Friday, March 26, 2010
INTERNATIONAL SPACE STATION
GROUP SAYS INTERNATIONAL SPACE STATION SHOULD FOCUS ON EARTHBOUND, DOMESTIC ISSUES
May 12 2008
Washington, D.C. – These days NASA seems to spend more time defending itself than it does exploring space. With the aging shuttle program limping along, wearisome probe launches, and the seemingly impossible task of regaining any level of public interest, the criticism seems warranted. No project of late though has received as much flack as the International Space Station.
The now ten years in development project (due to be completed in 2010( has received much criticism. Generally that talk has circled around the notion that the money being spent could be better used in other projects, or even repurposed away from the space agency entirely and directed into other government programs.

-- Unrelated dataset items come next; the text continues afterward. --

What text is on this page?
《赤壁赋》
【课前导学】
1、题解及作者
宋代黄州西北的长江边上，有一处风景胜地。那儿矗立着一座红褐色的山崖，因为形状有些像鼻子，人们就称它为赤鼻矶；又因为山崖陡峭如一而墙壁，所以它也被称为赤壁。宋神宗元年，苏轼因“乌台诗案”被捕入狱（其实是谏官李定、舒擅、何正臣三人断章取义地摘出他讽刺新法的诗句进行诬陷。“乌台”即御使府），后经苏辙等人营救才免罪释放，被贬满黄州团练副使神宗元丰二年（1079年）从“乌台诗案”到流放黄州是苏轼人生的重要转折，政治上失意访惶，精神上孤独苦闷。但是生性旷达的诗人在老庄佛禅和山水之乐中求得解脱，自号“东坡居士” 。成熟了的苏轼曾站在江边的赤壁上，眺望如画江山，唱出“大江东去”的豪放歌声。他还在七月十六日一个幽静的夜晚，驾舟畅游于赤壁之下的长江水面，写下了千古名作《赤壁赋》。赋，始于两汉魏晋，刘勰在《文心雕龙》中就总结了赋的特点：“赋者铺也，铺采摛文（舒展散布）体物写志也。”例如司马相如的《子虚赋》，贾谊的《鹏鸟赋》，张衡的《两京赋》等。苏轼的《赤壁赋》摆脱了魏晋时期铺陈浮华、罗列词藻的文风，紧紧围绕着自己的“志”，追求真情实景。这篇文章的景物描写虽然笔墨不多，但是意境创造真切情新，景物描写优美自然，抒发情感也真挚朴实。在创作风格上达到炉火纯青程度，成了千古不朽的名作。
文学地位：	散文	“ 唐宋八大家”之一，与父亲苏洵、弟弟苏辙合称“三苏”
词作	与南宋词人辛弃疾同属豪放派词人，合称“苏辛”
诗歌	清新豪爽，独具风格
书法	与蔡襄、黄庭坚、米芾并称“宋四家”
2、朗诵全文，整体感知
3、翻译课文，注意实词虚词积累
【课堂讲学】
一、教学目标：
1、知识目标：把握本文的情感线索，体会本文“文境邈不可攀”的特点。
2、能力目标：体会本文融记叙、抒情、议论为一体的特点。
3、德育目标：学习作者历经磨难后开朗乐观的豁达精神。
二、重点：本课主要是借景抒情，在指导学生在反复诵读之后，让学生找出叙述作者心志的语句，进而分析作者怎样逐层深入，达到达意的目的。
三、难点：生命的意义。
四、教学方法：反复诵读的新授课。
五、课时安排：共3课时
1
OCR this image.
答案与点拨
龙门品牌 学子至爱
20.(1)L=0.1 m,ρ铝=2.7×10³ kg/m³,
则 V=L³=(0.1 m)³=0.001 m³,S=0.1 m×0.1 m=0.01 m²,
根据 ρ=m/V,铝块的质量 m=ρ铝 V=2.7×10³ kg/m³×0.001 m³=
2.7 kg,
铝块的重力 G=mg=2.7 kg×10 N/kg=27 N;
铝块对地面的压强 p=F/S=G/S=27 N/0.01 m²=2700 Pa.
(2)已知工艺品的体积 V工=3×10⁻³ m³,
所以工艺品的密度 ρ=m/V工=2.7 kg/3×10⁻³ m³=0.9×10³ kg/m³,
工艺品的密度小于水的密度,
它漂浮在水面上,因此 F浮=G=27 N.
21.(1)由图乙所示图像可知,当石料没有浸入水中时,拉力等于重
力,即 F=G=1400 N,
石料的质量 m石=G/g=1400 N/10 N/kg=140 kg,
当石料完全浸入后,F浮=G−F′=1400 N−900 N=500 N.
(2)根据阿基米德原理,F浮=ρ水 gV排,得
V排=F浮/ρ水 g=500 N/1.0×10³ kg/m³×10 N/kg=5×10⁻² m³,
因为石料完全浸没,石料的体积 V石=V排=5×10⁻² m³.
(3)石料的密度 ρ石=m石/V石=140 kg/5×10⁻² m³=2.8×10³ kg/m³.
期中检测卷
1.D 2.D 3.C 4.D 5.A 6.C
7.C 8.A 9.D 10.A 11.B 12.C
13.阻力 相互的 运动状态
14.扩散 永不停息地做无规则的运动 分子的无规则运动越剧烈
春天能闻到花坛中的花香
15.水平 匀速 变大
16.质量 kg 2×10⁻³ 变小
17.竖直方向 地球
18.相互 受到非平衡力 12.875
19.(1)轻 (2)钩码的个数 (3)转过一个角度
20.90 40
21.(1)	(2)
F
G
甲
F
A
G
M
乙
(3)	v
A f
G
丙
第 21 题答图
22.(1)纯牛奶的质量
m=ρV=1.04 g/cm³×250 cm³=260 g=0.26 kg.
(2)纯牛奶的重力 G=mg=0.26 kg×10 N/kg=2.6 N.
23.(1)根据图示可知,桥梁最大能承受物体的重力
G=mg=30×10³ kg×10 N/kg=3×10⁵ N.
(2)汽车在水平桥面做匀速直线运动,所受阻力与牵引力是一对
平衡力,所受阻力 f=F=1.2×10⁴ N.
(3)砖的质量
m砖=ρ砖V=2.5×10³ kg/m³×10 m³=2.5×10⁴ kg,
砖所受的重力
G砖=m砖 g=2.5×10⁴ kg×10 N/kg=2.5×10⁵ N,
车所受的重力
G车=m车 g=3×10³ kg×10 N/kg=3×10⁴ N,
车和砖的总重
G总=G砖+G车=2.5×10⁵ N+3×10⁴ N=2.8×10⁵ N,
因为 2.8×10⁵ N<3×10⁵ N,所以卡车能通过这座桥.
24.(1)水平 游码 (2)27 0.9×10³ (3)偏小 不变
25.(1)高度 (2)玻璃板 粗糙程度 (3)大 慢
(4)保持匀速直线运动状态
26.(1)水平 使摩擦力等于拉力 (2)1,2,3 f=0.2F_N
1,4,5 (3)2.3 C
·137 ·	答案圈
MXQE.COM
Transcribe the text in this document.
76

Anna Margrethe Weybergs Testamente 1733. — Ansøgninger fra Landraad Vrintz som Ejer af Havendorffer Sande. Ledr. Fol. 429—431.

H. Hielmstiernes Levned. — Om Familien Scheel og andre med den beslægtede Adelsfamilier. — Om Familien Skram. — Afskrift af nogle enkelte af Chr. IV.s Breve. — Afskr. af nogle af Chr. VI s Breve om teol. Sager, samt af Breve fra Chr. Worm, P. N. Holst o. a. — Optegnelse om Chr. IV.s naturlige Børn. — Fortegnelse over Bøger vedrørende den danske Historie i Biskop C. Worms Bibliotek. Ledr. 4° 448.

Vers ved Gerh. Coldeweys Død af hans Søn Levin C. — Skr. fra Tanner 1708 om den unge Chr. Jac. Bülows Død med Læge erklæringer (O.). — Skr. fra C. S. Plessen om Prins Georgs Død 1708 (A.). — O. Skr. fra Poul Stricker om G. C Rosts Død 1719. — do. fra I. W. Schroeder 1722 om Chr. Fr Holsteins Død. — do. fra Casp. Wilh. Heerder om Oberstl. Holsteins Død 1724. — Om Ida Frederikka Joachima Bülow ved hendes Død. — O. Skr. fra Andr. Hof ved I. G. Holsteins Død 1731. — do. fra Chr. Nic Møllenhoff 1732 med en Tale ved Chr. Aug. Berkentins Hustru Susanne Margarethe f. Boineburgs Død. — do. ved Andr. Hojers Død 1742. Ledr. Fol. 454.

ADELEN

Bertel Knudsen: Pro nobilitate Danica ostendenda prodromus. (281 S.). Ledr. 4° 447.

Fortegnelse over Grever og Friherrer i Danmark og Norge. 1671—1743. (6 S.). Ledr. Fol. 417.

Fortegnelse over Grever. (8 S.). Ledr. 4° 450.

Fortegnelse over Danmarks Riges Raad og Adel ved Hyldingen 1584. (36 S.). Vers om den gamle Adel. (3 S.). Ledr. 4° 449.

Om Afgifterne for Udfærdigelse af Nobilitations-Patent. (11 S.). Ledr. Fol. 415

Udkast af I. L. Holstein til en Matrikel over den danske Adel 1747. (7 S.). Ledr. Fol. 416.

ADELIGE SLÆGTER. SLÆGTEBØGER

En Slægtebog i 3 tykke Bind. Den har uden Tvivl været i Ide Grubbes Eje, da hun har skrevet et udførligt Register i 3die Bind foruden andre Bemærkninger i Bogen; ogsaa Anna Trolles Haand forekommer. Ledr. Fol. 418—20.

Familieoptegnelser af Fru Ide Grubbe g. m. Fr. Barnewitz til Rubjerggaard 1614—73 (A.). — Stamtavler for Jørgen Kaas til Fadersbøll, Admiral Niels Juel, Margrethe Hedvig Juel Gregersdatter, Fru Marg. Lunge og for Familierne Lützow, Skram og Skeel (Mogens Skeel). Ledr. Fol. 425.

Now, a new group has levelled a different type of objection against NASA, the ISS partners, and the station itself.
“The Peoples for Domestication Front” is a Jacksonville Florida based advocacy group. They have taken a slightly different tact from the normal protestations against the station.
“We believe the station should be constructed,” said Dwight Hershen, spokesperson for the group. “But we believe it should be produced here on Earth.”
The issue at stake is the highly specialized nature of the construction taking away jobs from Earth bound labourers and support workers. They also believe that the involvement of other countries is unneeded being that the bulk of the work and cost is being taken on by US interests as it is.
“With the growing economic crisis here in the United States it is totally unreasonable to be outsourcing jobs to space. We lose jobs to Mexico, to China, and now to outer space. How is a worker making fifteen bucks an hour going to afford to be able to commute to space? He can’t. This outsourcing and ‘specializing’ is ruining the US economy and everything it is based on. The station should be built here, in the good old USA.”
The problems with such a prospect are numerous though. “Our partners are very important to the completion of the project. There is a great deal of specialty work that goes into a project of this nature and we in the America don’t necessarily have a monopoly on it,” said David Humphries the media relations officer for the ISS. “It would also be impossible to build the station terrestrially because of gravity. The parts are produced on Earth and then assembled in space, but it would kind of defeat the purpose of building a space station if we were building it on Earth.”
The PDF though is undeterred. “We are going to take this to the Supreme Court if we need to. America must remain the number one priority of the world, no matter the cost.”